What will an LEA’s reporting requirements be for Race to the Top?
 While there is flexibility in how an LEA spends its Race to the Top funding, we want to be very clear that LEAs will be held accountable for documenting implementation and progress toward benchmarks. We have not yet developed the specific reporting requirements that will be asked of LEAs; when we have more information on this we will share this with you. The reporting required for Race to the Top will be supported by the funding LEAs receive.”

Race to the Top sounds like more time and money spent on paperwork than on engaging students in learning. I don’t always want to be a skeptic, so if there is anything positive about RTTT, please someone, share it with me.


  1. Welcome back! I'm glad your blog is up and running.

  2. Thanks for doing the research on this topic!
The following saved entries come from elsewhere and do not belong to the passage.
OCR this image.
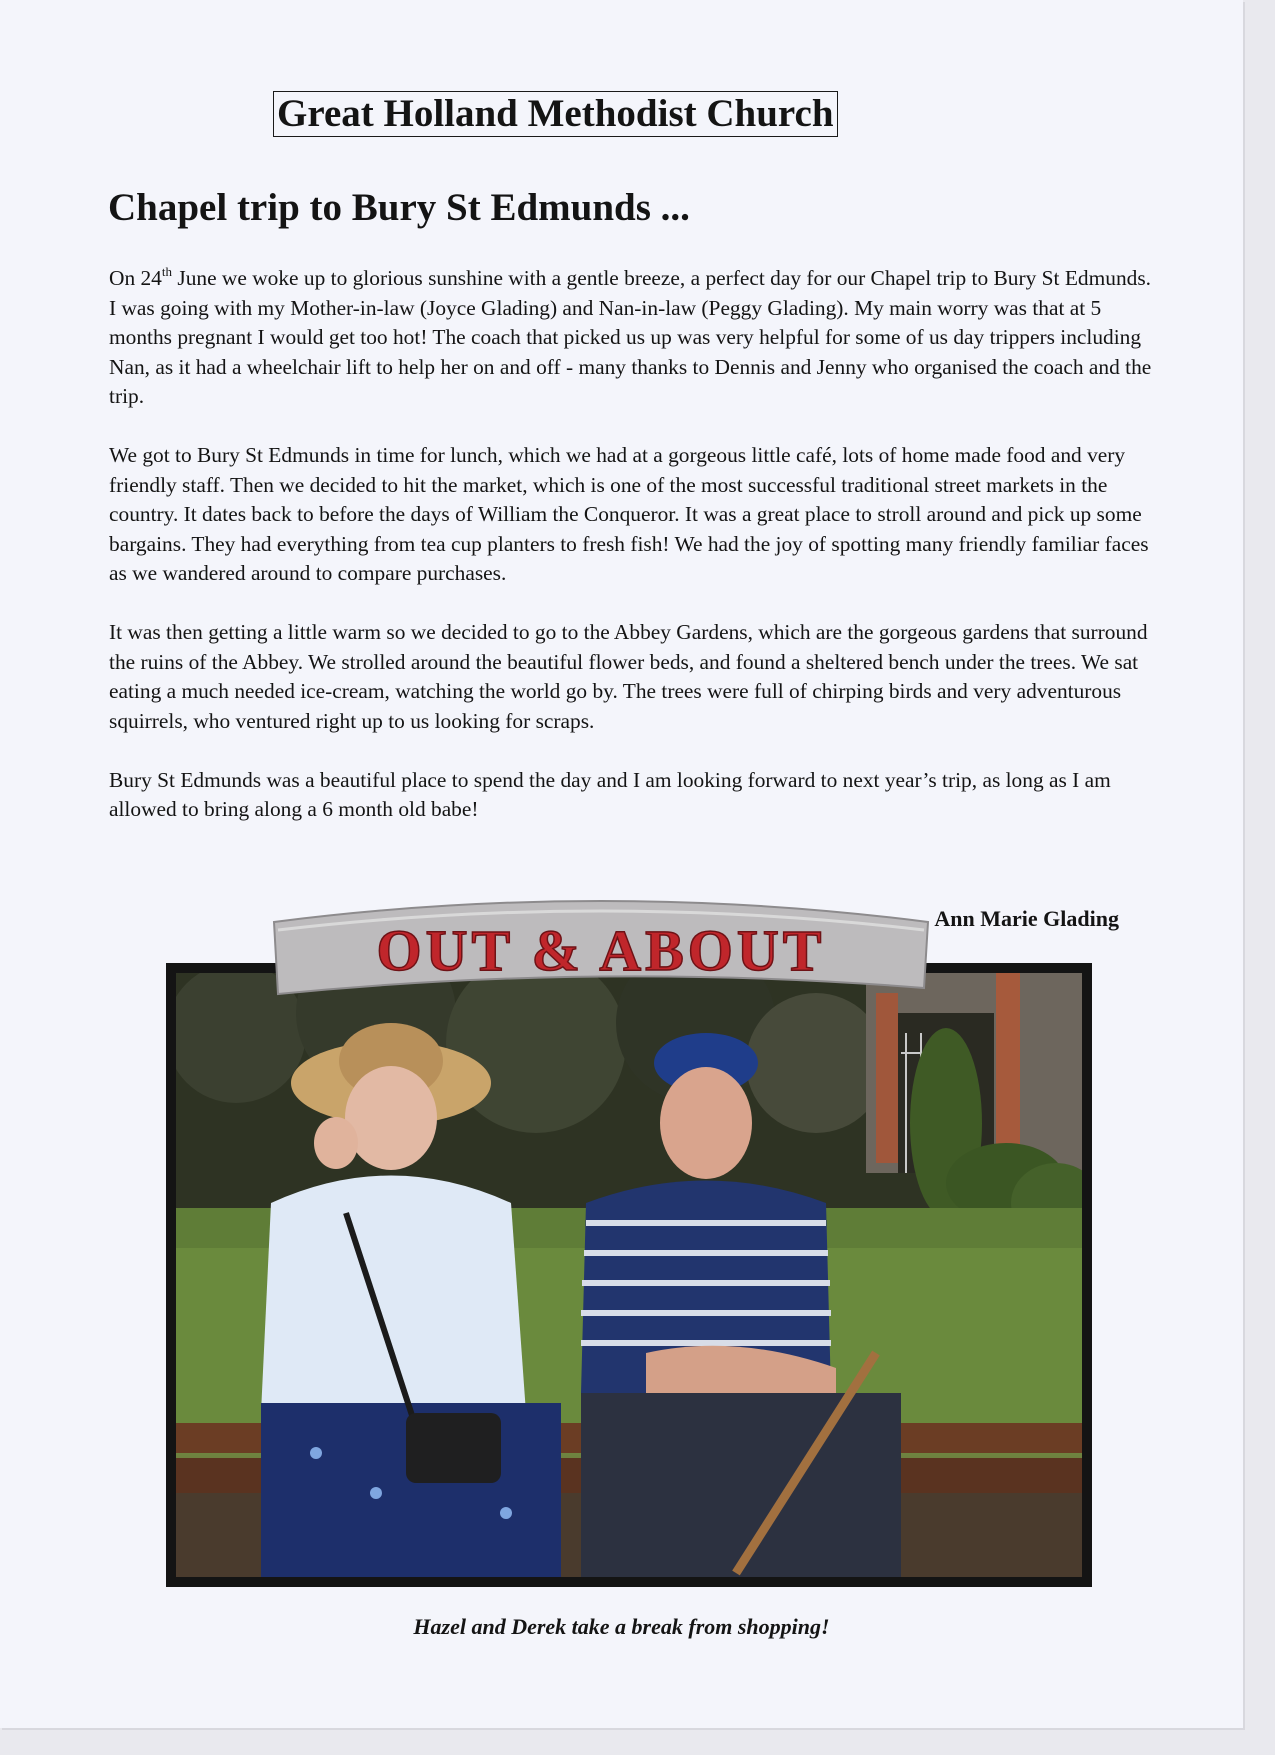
Great Holland Methodist Church
Chapel trip to Bury St Edmunds ...

On 24th June we woke up to glorious sunshine with a gentle breeze, a perfect day for our Chapel trip to Bury St Edmunds. I was going with my Mother-in-law (Joyce Glading) and Nan-in-law (Peggy Glading). My main worry was that at 5 months pregnant I would get too hot! The coach that picked us up was very helpful for some of us day trippers including Nan, as it had a wheelchair lift to help her on and off - many thanks to Dennis and Jenny who organised the coach and the trip.

We got to Bury St Edmunds in time for lunch, which we had at a gorgeous little café, lots of home made food and very friendly staff. Then we decided to hit the market, which is one of the most successful traditional street markets in the country. It dates back to before the days of William the Conqueror. It was a great place to stroll around and pick up some bargains. They had everything from tea cup planters to fresh fish! We had the joy of spotting many friendly familiar faces as we wandered around to compare purchases.

It was then getting a little warm so we decided to go to the Abbey Gardens, which are the gorgeous gardens that surround the ruins of the Abbey. We strolled around the beautiful flower beds, and found a sheltered bench under the trees. We sat eating a much needed ice-cream, watching the world go by. The trees were full of chirping birds and very adventurous squirrels, who ventured right up to us looking for scraps.

Bury St Edmunds was a beautiful place to spend the day and I am looking forward to next year’s trip, as long as I am allowed to bring along a 6 month old babe!

Ann Marie Glading
OUT & ABOUT
Hazel and Derek take a break from shopping!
  3. Great piece! A lot hinges on that "student growth" measure. I do think teacher quality is absolutely essential & pay should be linked to quality, but how you measure quality is the $6 million question. Way too easy to pin the whole thing on standardized test scores, which doesn't promote good teaching. How about 360-degree performance reviews, as businesses often use? Teachers would get eval'd annually by their principal, peers, students, parents, even submit a brief self-eval as part of the process ("how did I do this year?"). Test scores could factor in, to ensure that kids aren't completely missing the basics...but should be just a fraction of performance measurement, so that someone who's teaching to the tests but not really "growing" students wouldn't have an unfair advantage. Yes, a 360-degree system would be complicated, but technology could help. Some brave state needs to take on this challenge & work w/teacher union to pilot this kind of system, or something like it. Or maybe someone already is, but we (I) don't know about it?

  4. I saw "Race to Nowhere" last night confirming my concerns about the community in which I live. The school system is only part of the problem.

    Since funding always seems to be the problem, why hasn't anyone in this state had the courage to repeal Proposition 13? All our funding problems started there. (Dig up the documentary "First to Worst" for more info.)

    If we still have problems after that, disolve the teacher's union and put a merit system based on academic, social and life skills achieved in their students and parent surveys.

    Anyone want to join me in setting up a charter school in Lamorinda? I think its time.